A feat of strength MVP for AI Apps¶

A minimum viable product (MVP) is a version of a product with just enough features to be usable by early customers, who can then provide feedback for future product development.

Today I want to focus on what that looks like for shipping AI applications. To do that, we only need to understand 4 things.

What does 80% actually mean?
What segments can we serve well?
Can we double down?
Can we educate the user about the segments we don’t serve well?

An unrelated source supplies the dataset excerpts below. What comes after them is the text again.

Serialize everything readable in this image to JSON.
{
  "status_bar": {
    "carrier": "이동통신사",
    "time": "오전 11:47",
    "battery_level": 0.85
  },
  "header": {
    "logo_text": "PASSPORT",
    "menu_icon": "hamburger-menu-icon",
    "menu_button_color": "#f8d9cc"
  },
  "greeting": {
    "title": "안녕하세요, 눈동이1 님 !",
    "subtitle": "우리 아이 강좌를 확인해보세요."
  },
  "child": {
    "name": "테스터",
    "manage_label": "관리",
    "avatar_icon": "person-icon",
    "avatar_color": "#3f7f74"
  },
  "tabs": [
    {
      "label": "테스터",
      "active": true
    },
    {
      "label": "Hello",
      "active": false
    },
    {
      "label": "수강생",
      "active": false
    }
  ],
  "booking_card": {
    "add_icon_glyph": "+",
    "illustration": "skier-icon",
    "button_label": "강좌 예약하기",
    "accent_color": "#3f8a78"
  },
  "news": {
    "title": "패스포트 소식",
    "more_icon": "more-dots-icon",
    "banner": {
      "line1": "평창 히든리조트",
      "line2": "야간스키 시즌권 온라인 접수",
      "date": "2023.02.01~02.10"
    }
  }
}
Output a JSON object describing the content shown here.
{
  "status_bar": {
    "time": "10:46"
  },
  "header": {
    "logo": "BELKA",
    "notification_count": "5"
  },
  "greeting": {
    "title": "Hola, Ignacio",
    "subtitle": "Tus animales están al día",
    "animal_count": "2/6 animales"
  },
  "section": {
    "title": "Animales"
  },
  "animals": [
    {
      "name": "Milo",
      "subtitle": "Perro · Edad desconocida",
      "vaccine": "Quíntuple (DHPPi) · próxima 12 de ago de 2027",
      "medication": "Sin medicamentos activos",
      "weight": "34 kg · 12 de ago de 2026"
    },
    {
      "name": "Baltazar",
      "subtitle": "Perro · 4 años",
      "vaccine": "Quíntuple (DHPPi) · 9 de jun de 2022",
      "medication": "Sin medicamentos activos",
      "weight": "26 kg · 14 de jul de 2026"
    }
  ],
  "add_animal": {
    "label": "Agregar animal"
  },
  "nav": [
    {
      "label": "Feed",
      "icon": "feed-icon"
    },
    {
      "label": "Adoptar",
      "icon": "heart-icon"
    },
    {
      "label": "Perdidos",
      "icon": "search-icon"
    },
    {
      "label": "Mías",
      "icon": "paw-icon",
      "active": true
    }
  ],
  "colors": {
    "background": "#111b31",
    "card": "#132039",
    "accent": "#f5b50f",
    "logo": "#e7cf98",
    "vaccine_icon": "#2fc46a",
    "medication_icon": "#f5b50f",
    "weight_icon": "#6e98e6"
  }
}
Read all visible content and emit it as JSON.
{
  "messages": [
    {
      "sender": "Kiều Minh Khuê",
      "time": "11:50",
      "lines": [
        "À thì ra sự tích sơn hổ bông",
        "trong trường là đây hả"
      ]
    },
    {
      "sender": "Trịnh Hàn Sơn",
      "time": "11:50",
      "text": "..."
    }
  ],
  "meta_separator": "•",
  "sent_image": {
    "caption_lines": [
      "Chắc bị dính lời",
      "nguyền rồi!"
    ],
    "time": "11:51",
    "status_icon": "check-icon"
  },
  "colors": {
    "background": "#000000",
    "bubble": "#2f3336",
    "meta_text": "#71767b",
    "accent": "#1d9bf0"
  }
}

The Pareto principle, also known as the 80/20 rule, still applies but in a different way than you might think.

What is an MVP?¶

An analogy I often use to help understand this concept is as follows: You need something to help get from point A to point B. Maybe the vision is to have a car. However, the MVP is not a chassis without wheels or an engine. Instead, it might look like a skateboard. You’ll ship and realize the product needs brakes or steering. So then you ship a scooter. Afterwards, you figure out the scooter needs more leverage, so you add larger wheels and end up with a bicycle. Limited by the force you can apply as a human being, you start thinking about motors and can branch out into mopeds, e-bikes, and motorcycles. Then one day, ship the car.

Consider the 80/20 rule¶

When talking about something being 80% done or 80% ready, it is usually in a machine-learning sense. In this context, each component is deterministic, which means 80% translates to 8 out of 10 features being complete. Once the remaining 2 features are ready, we can ship the product. However, If we want to follow the 80/20 rule, we might be able to ship the product with 80% of the features and then add the remaining 20% later, like a car without a radio or air conditioning. However, The meaning of 80% can vary significantly, and this definition may not apply to an AI-powered application.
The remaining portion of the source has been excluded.